Once executed in the CI/CD pipeline, the malicious code would:
- Decode the Base64-encoded payload to reveal a script designed to extract secrets.
- Read environment variables, such as API keys, access tokens, and other confidential data.
- Print or encode this sensitive information in workflow logs, making it publicly accessible.
- Execution in Workflow
The compromise was stealthy since many workflows used the reviewdog/action-setup@v1 tag, allowing the injected malicious code to execute across many repositories without detection. The attack went unnoticed until security researchers identified the unauthorized changes in the action’s setup script.
- Compromised Personal Access Token (PAT)
As part of the attack, the tj-actions-bot account’s Personal Access Token (PAT) was compromised, giving attackers the ability to modify downstream actions. This led to the unauthorized modification of repositories using tj-actions/changed-files, further exacerbating the exposure of sensitive credentials.
- Supply Chain Propagation
The compromise extended to tj-actions/eslint-changed-files and other actions that relied on reviewdog/action-setup. In particular, tj-actions/changed-files, a popular action that detects changed files in pull requests, was compromised as it inherited the malicious setup from reviewdog/action-setup.
Mistakes Made?
- Usage of Mutable Version Tags
One of the primary vulnerabilities exploited in this attack was the use of mutable version tags (v1), which allowed the attacker to silently introduce malicious code without altering the version number. This practice is common in GitHub workflows but poses a significant risk, as it can allow undetected changes to run in production environments.
- Weak Token Security
The compromised Personal Access Token (PAT) used by tj-actions-bot highlights the importance of stricter token management. Weak token security allowed the attackers to escalate their privileges and modify repositories, leading to further propagation of the attack.
Impact
The cascading supply chain attack led to the exposure of CI/CD secrets from over 23,000 repositories in the case of tj-actions/changed-files. Although the reviewdog compromise itself affects a smaller subset (limited to the v1 tag), its role in the chain has significant implications.
Recommendations
Audit and Identify
- Use GitHub search queries or automation tools to identify workflows that reference the affected reviewdog/action-setup@v1 and dependent actions.
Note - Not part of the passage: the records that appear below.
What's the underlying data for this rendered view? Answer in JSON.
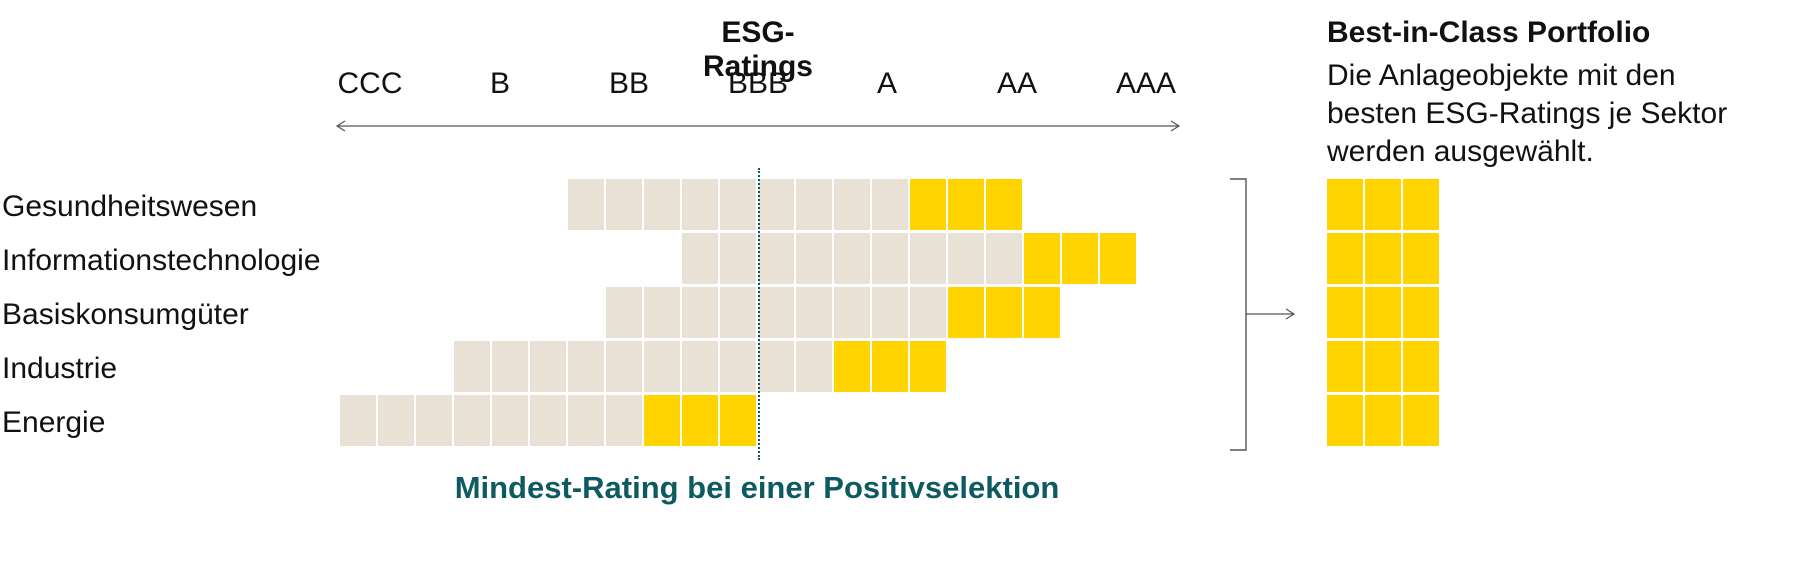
{
  "title": "ESG-Ratings",
  "ratings": [
    "CCC",
    "B",
    "BB",
    "BBB",
    "A",
    "AA",
    "AAA"
  ],
  "sectors": [
    {
      "name": "Gesundheitswesen",
      "grey": 9,
      "yellow": 3
    },
    {
      "name": "Informationstechnologie",
      "grey": 9,
      "yellow": 3
    },
    {
      "name": "Basiskonsumgüter",
      "grey": 9,
      "yellow": 3
    },
    {
      "name": "Industrie",
      "grey": 10,
      "yellow": 3
    },
    {
      "name": "Energie",
      "grey": 8,
      "yellow": 3
    }
  ],
  "footnote": "Mindest-Rating bei einer Positivselektion",
  "portfolio": {
    "title": "Best-in-Class Portfolio",
    "description": "Die Anlageobjekte mit den besten ESG-Ratings je Sektor werden ausgewählt."
  },
  "colors": {
    "excluded": "#e9e1d6",
    "selected": "#ffd400",
    "accent": "#0e5a61"
  }
}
- Review CI/CD logs for evidence of the malicious payload (look for double-encoded Base64 strings).
Rotate Compromised Credentials
- Immediately rotate any secrets that might have been exposed, including PATs, AWS keys, and other sensitive tokens.
Remove or Replace Affected Actions
- Stop using the affected actions across all branches not just the main branch, to prevent inadvertent execution.
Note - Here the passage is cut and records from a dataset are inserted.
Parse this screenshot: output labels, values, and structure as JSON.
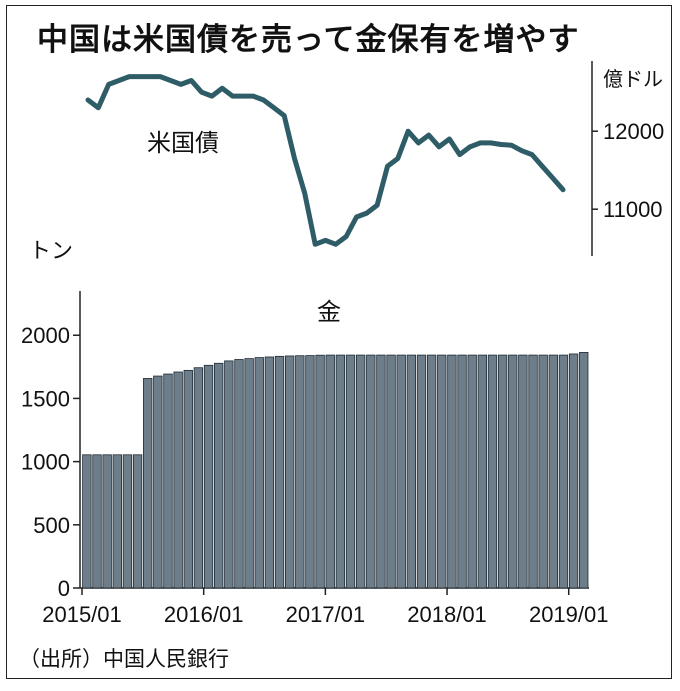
{
  "title": "中国は米国債を売って金保有を増やす",
  "source": "（出所）中国人民銀行",
  "chart_data": [
    {
      "type": "line",
      "series_label": "米国債",
      "unit": "億ドル",
      "y_ticks": [
        12000,
        11000
      ],
      "ylim": [
        10400,
        12900
      ],
      "x_start": "2015/01",
      "color": "#2e5d68",
      "values": [
        12400,
        12300,
        12600,
        12650,
        12700,
        12700,
        12700,
        12700,
        12650,
        12600,
        12650,
        12500,
        12450,
        12550,
        12450,
        12450,
        12450,
        12400,
        12300,
        12200,
        11650,
        11200,
        10550,
        10600,
        10550,
        10650,
        10900,
        10950,
        11050,
        11550,
        11650,
        12000,
        11850,
        11950,
        11800,
        11900,
        11700,
        11800,
        11850,
        11850,
        11830,
        11820,
        11750,
        11700,
        11550,
        11400,
        11250
      ]
    },
    {
      "type": "bar",
      "series_label": "金",
      "unit": "トン",
      "y_ticks": [
        0,
        500,
        1000,
        1500,
        2000
      ],
      "ylim": [
        0,
        2350
      ],
      "x_ticks": [
        "2015/01",
        "2016/01",
        "2017/01",
        "2018/01",
        "2019/01"
      ],
      "color": "#6d7e8a",
      "values": [
        1054,
        1054,
        1054,
        1054,
        1054,
        1054,
        1658,
        1677,
        1693,
        1709,
        1722,
        1743,
        1762,
        1778,
        1797,
        1808,
        1815,
        1823,
        1828,
        1833,
        1836,
        1838,
        1839,
        1842,
        1843,
        1843,
        1843,
        1843,
        1843,
        1843,
        1843,
        1843,
        1843,
        1843,
        1843,
        1843,
        1843,
        1843,
        1843,
        1843,
        1843,
        1843,
        1843,
        1843,
        1843,
        1843,
        1843,
        1843,
        1852,
        1864
      ]
    }
  ]
}
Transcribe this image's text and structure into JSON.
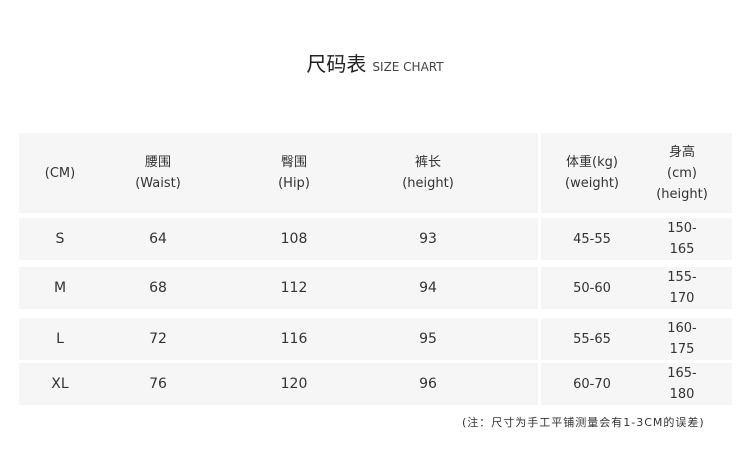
{
  "title": {
    "zh": "尺码表",
    "en": "SIZE CHART"
  },
  "header": [
    {
      "l1": "(CM)",
      "l2": ""
    },
    {
      "l1": "腰围",
      "l2": "(Waist)"
    },
    {
      "l1": "臀围",
      "l2": "(Hip)"
    },
    {
      "l1": "裤长",
      "l2": "(height)"
    },
    {
      "l1": "体重(kg)",
      "l2": "(weight)"
    },
    {
      "l1": "身高(cm)",
      "l2": "(height)"
    }
  ],
  "rows": [
    [
      "S",
      "64",
      "108",
      "93",
      "45-55",
      "150-165"
    ],
    [
      "M",
      "68",
      "112",
      "94",
      "50-60",
      "155-170"
    ],
    [
      "L",
      "72",
      "116",
      "95",
      "55-65",
      "160-175"
    ],
    [
      "XL",
      "76",
      "120",
      "96",
      "60-70",
      "165-180"
    ]
  ],
  "note": "(注：尺寸为手工平铺测量会有1-3CM的误差)"
}
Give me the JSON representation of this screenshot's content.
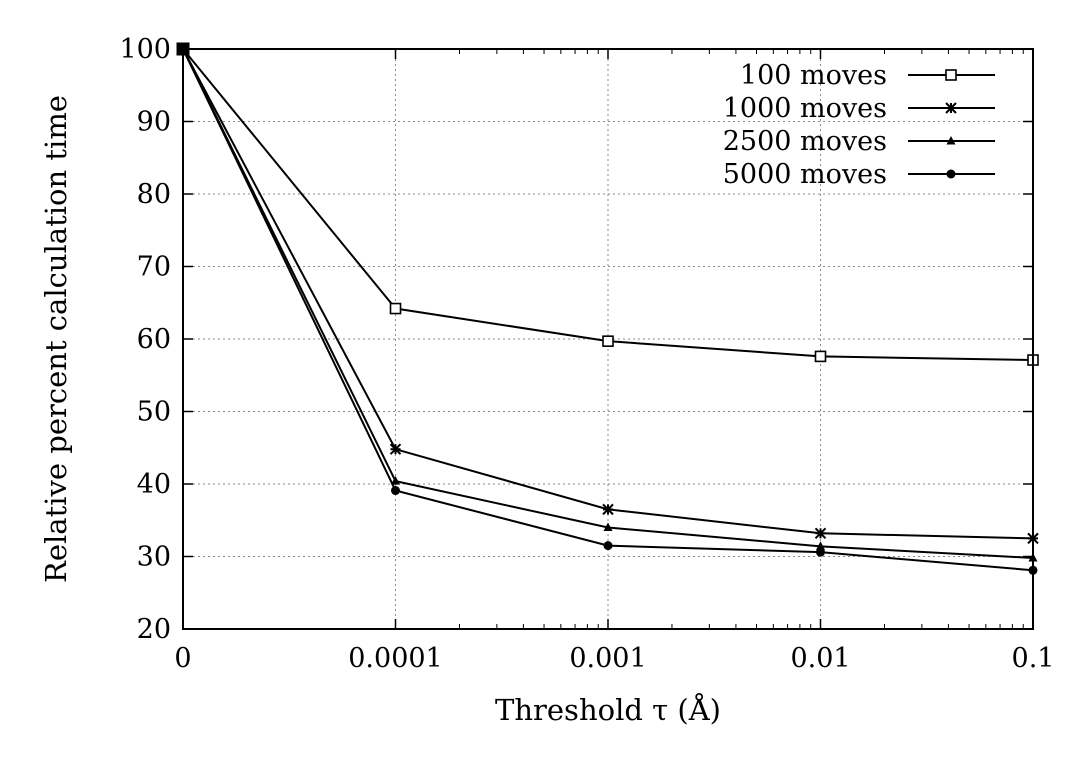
{
  "chart_data": {
    "type": "line",
    "title": "",
    "xlabel": "Threshold τ (Å)",
    "ylabel": "Relative percent calculation time",
    "categories": [
      "0",
      "0.0001",
      "0.001",
      "0.01",
      "0.1"
    ],
    "ylim": [
      20,
      100
    ],
    "yticks": [
      "20",
      "30",
      "40",
      "50",
      "60",
      "70",
      "80",
      "90",
      "100"
    ],
    "grid": true,
    "legend_position": "top-right",
    "series": [
      {
        "name": "100 moves",
        "marker": "open-square",
        "values": [
          100,
          64.2,
          59.7,
          57.6,
          57.1
        ]
      },
      {
        "name": "1000 moves",
        "marker": "asterisk",
        "values": [
          100,
          44.8,
          36.5,
          33.2,
          32.5
        ]
      },
      {
        "name": "2500 moves",
        "marker": "triangle",
        "values": [
          100,
          40.4,
          34.0,
          31.4,
          29.8
        ]
      },
      {
        "name": "5000 moves",
        "marker": "filled-circle",
        "values": [
          100,
          39.1,
          31.5,
          30.6,
          28.1
        ]
      }
    ]
  }
}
- Replace references to mutable version tags with pinned commit hashes. This prevents future modifications from going undetected.
Adopt Immutable Versioning
- Always use specific commit SHAs instead of mutable tags (v1, latest). This practice ensures that the exact version of an action is being used and prevents attackers from altering code in previously trusted versions.
Audit Third-Party Actions
- Regular audits of third-party actions should be conducted to ensure that no unauthorized changes have been made. GitHub’s security features, such as Dependabot and CodeQL, should be employed to scan for vulnerabilities.
Conclusion
The reviewdog/action-setup supply chain attack highlights the critical security risks associated with CI/CD pipelines and third-party dependencies. The cascading nature of the attack, where a single compromised action led to a widespread breach, underscores the need for stricter security practices in the GitHub Actions. By taking immediate steps to audit affected workflows, rotate credentials, and improve token security, organizations can mitigate the damage caused by this attack and prevent future incidents.